‘Clouds’

An Attic Comic-drama by Aristophanes

why you are here

 

This website is the result of my efforts to better understand what is perhaps the most thought-provoking of Aristophanes’ satires. I hope that its contents may prove useful to other students of Comedy and stimulate further examination of the many important topics raised by the play.

The Greek Text

A Commentary in English

Appendices (1-10)

Aristophanes’ theme in ‘Clouds’ was Athens’ judicial system, a subject of keen interest to his audience, both citizens and allies alike, for, in regulating relations between the citizens and in their oversight of state officials, the courts underpinned the rule of the Demos. In ‘Wasps’, the following year, Aristophanes would expose the risk to Democracy of partiality in juries, while here he concentrates his perceptive gaze upon the threat posed to the judgement of these same poorly-educated jurymen by specious arguments, made by practiced forensic speakers, which could lead to a perversion of justice.

Comedy operates at the interface between the Real and the Unreal and Aristophanes combined the factual landscape of contemporary, Athenian society with fictional characters drawn from his imagination. His protagonist in ‘Clouds’ is a representative figure of the prematurely-aged farmer, frugal with his hard-won resources, who finds his declining years blighted by a spend-thrift wife and prodigal son. Beset by the debts that they have incurred, the prospect of having to face legal action for their recovery robs him of sleep. But, in his dark night of misery there shines a faint ray of hope; that he might just be able to escape his likely financial ruin with the aid of a good lawyer.

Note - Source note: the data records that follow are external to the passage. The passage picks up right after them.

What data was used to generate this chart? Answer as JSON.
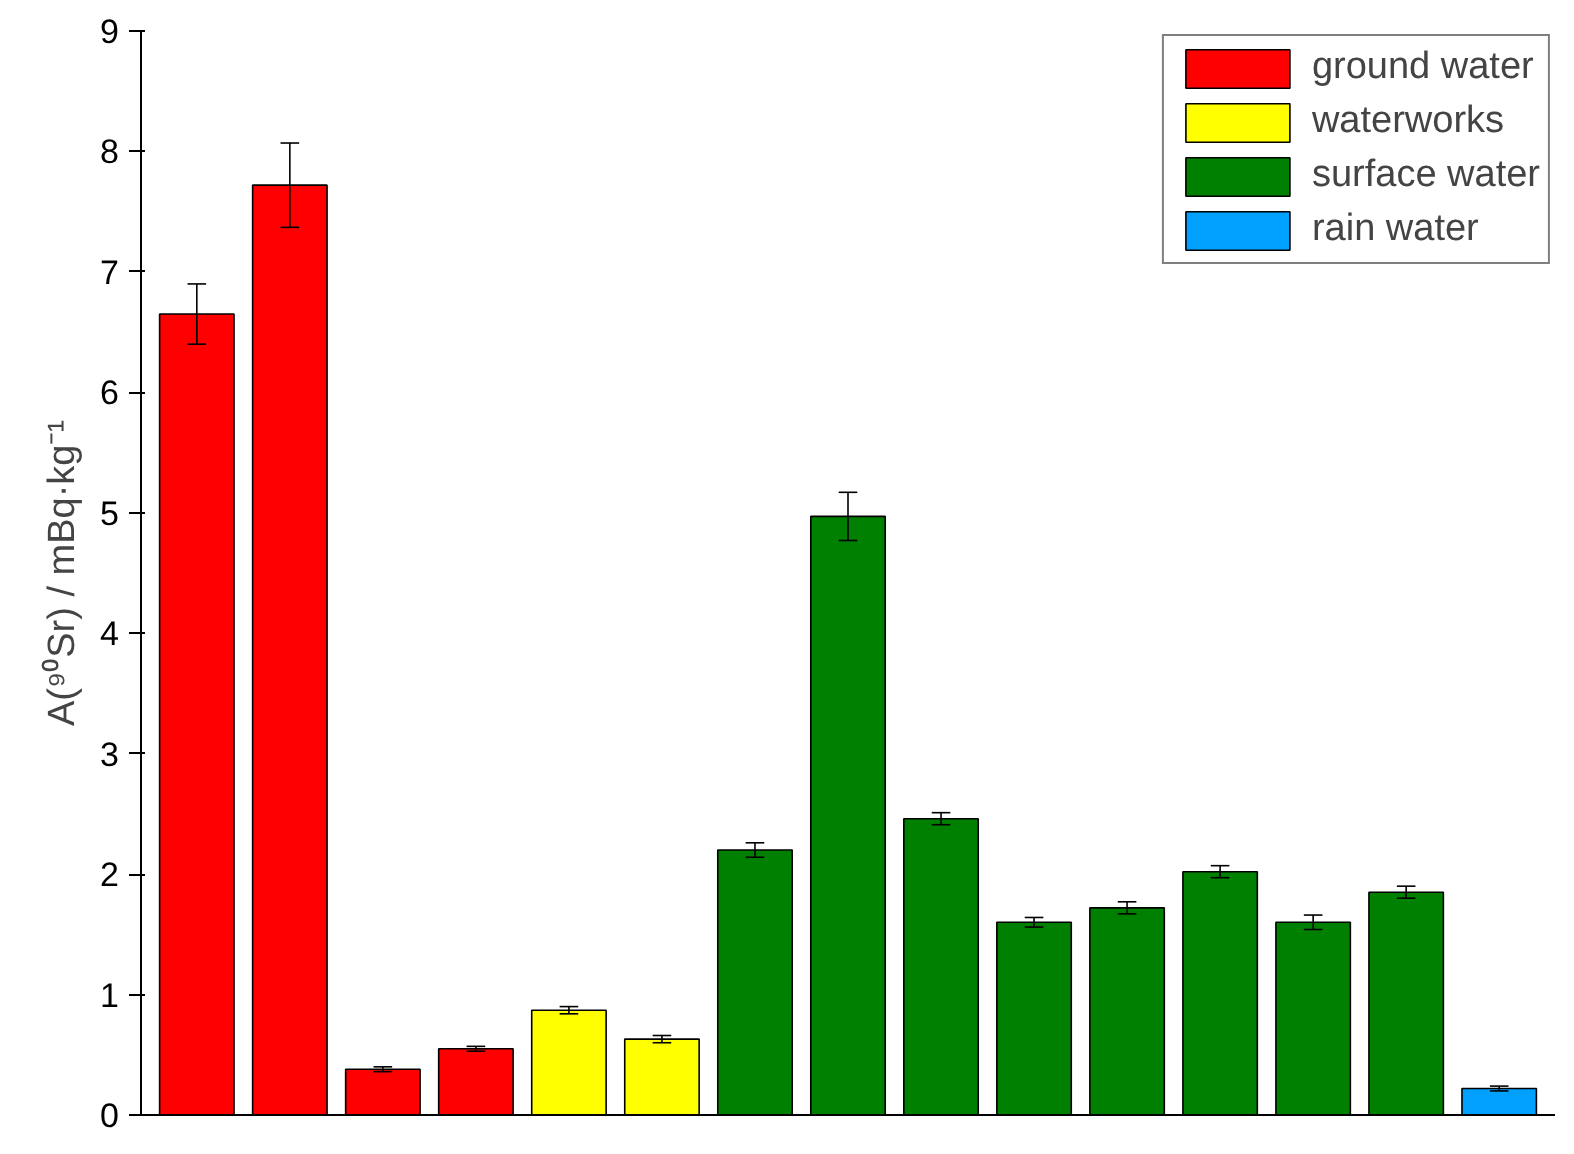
{
  "chart_data": {
    "type": "bar",
    "ylabel": "A(⁹⁰Sr) / mBq·kg⁻¹",
    "categories": [
      null,
      null,
      null,
      null,
      null,
      null,
      null,
      null,
      null,
      null,
      null,
      null,
      null,
      null,
      null
    ],
    "series": [
      {
        "name": "ground water",
        "color": "#ff0000",
        "values": [
          6.65,
          7.72,
          0.38,
          0.55,
          null,
          null,
          null,
          null,
          null,
          null,
          null,
          null,
          null,
          null,
          null
        ],
        "errors": [
          0.25,
          0.35,
          0.02,
          0.02,
          null,
          null,
          null,
          null,
          null,
          null,
          null,
          null,
          null,
          null,
          null
        ]
      },
      {
        "name": "waterworks",
        "color": "#ffff00",
        "values": [
          null,
          null,
          null,
          null,
          0.87,
          0.63,
          null,
          null,
          null,
          null,
          null,
          null,
          null,
          null,
          null
        ],
        "errors": [
          null,
          null,
          null,
          null,
          0.03,
          0.03,
          null,
          null,
          null,
          null,
          null,
          null,
          null,
          null,
          null
        ]
      },
      {
        "name": "surface water",
        "color": "#008000",
        "values": [
          null,
          null,
          null,
          null,
          null,
          null,
          2.2,
          4.97,
          2.46,
          1.6,
          1.72,
          2.02,
          1.6,
          1.85,
          null
        ],
        "errors": [
          null,
          null,
          null,
          null,
          null,
          null,
          0.06,
          0.2,
          0.05,
          0.04,
          0.05,
          0.05,
          0.06,
          0.05,
          null
        ]
      },
      {
        "name": "rain water",
        "color": "#00a0ff",
        "values": [
          null,
          null,
          null,
          null,
          null,
          null,
          null,
          null,
          null,
          null,
          null,
          null,
          null,
          null,
          0.22
        ],
        "errors": [
          null,
          null,
          null,
          null,
          null,
          null,
          null,
          null,
          null,
          null,
          null,
          null,
          null,
          null,
          0.02
        ]
      }
    ],
    "ylim": [
      0,
      9
    ],
    "yticks": [
      0,
      1,
      2,
      3,
      4,
      5,
      6,
      7,
      8,
      9
    ],
    "grid": false,
    "legend": "top right",
    "tick_labels": "y"
  }
}
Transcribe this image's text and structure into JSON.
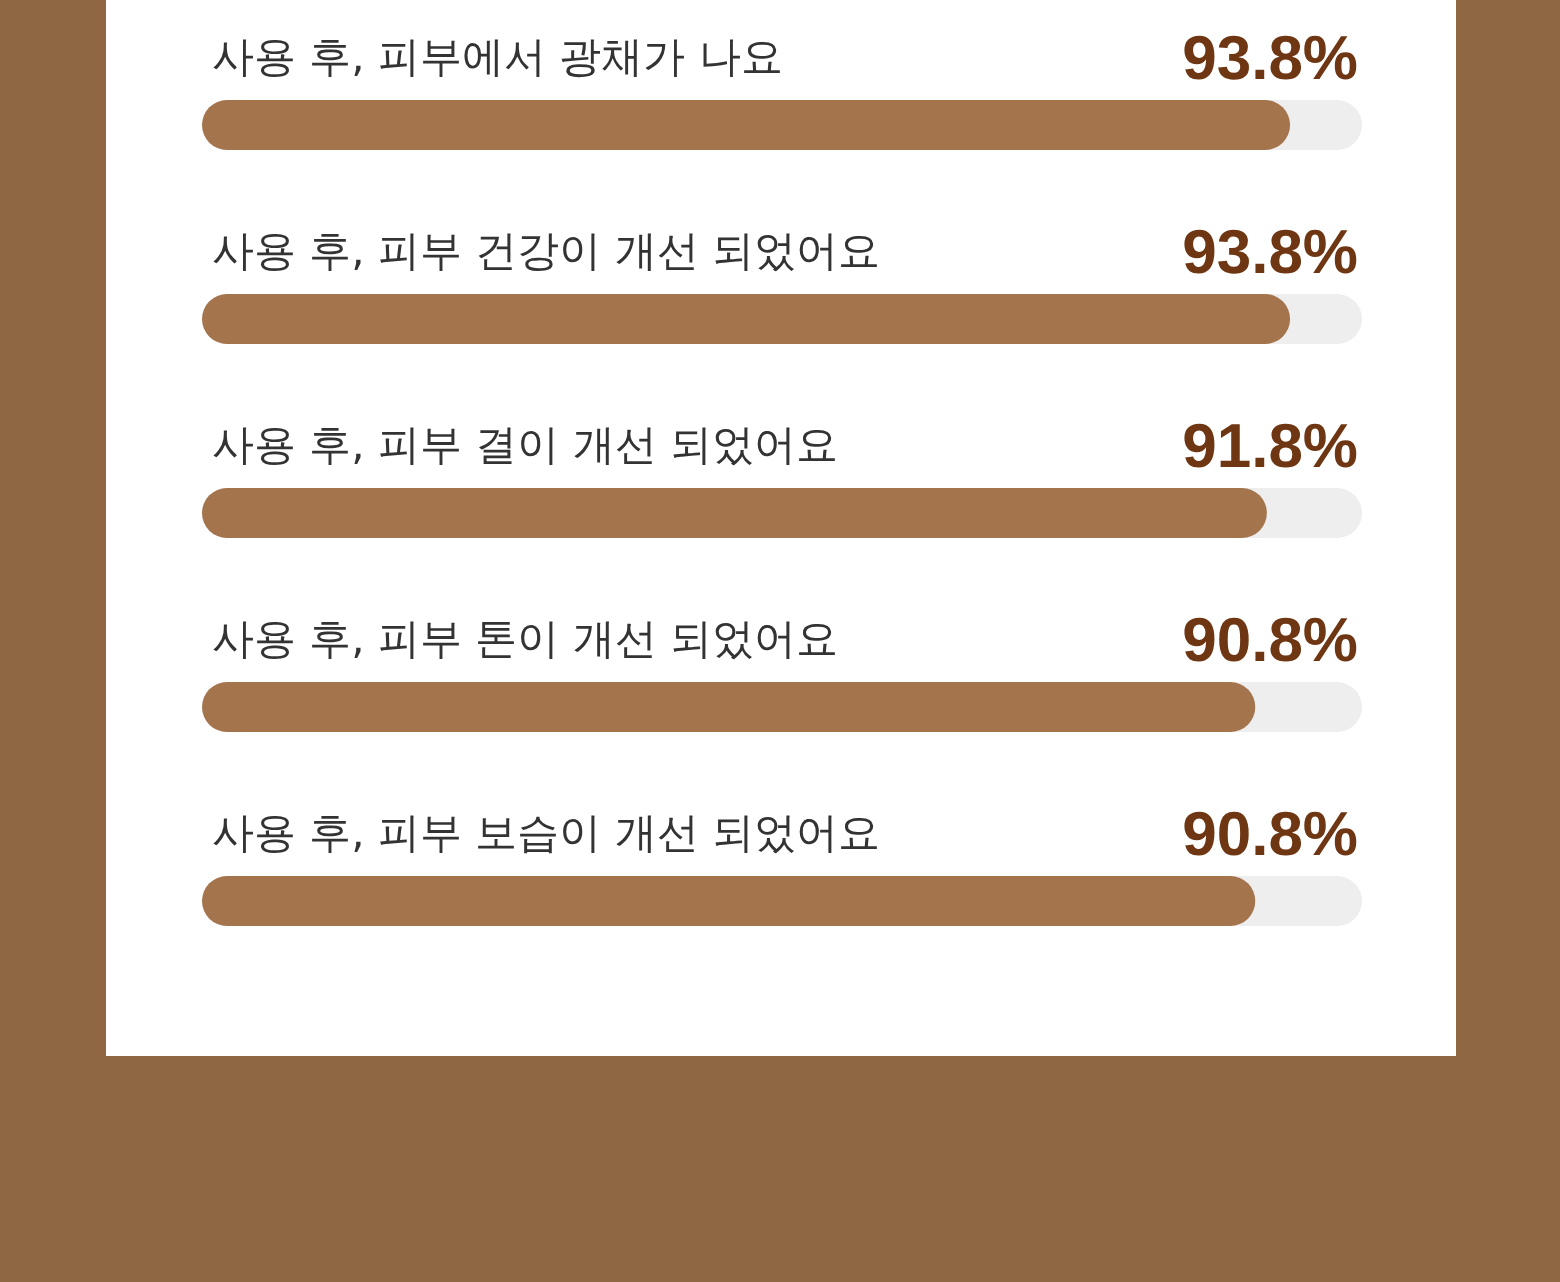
{
  "chart_data": {
    "type": "bar",
    "orientation": "horizontal",
    "categories": [
      "사용 후, 피부에서 광채가 나요",
      "사용 후, 피부 건강이 개선 되었어요",
      "사용 후, 피부 결이 개선 되었어요",
      "사용 후, 피부 톤이 개선 되었어요",
      "사용 후, 피부 보습이 개선 되었어요"
    ],
    "values": [
      93.8,
      93.8,
      91.8,
      90.8,
      90.8
    ],
    "value_labels": [
      "93.8%",
      "93.8%",
      "91.8%",
      "90.8%",
      "90.8%"
    ],
    "color": "#a4744d",
    "xlim": [
      0,
      100
    ],
    "tick_labels": "y"
  }
}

So a ‘real’ character enters upon the stage of History as his prospective saviour and we meet for the first time the ‘philosopher’ Sokrates, in whose train will come the two competing sides of every argument. Over all will float the nebulous forms of airy notions and abstract concepts, the sovereign deities of law-court and public Assembly.

One of the most intriguing aspects of this comic-drama is the view that the extant text is not the original script of the play, which was performed in the drama-competition of 423 B.C. Instead, it is held to derive from a revised version of the play, which was never performed, but which seems to have been ‘published’ a few years later. This may mean that ‘Clouds’ is possibly the earliest-known attempt to introduce a theatrical work to a literary readership, which would perhaps help to explain why a play that flopped in performance has proved to be such an enduring success on the page.

This website comprises:

An English Translation

Caution:
The Attic comic-dramas of ‘Old’ Comedy were the product of a society that called a spade a spade, or as Aristophanes puts it, τὰ σῦκα σῦκα. It was an age before political correctness and self-censorship. Aristophanes wrote for an exclusively male audience, but if dear Reader you chance (through no fault of your own) to be of female gender (wholly or partly), despair not, for you too can now enjoy the innovative wit of this entertaining dramatist. All that is needed is for you to turn off your mobile communication-device for a little and anchor yourself in the moment. Then, if these pages have offended, just look away, and all is mended.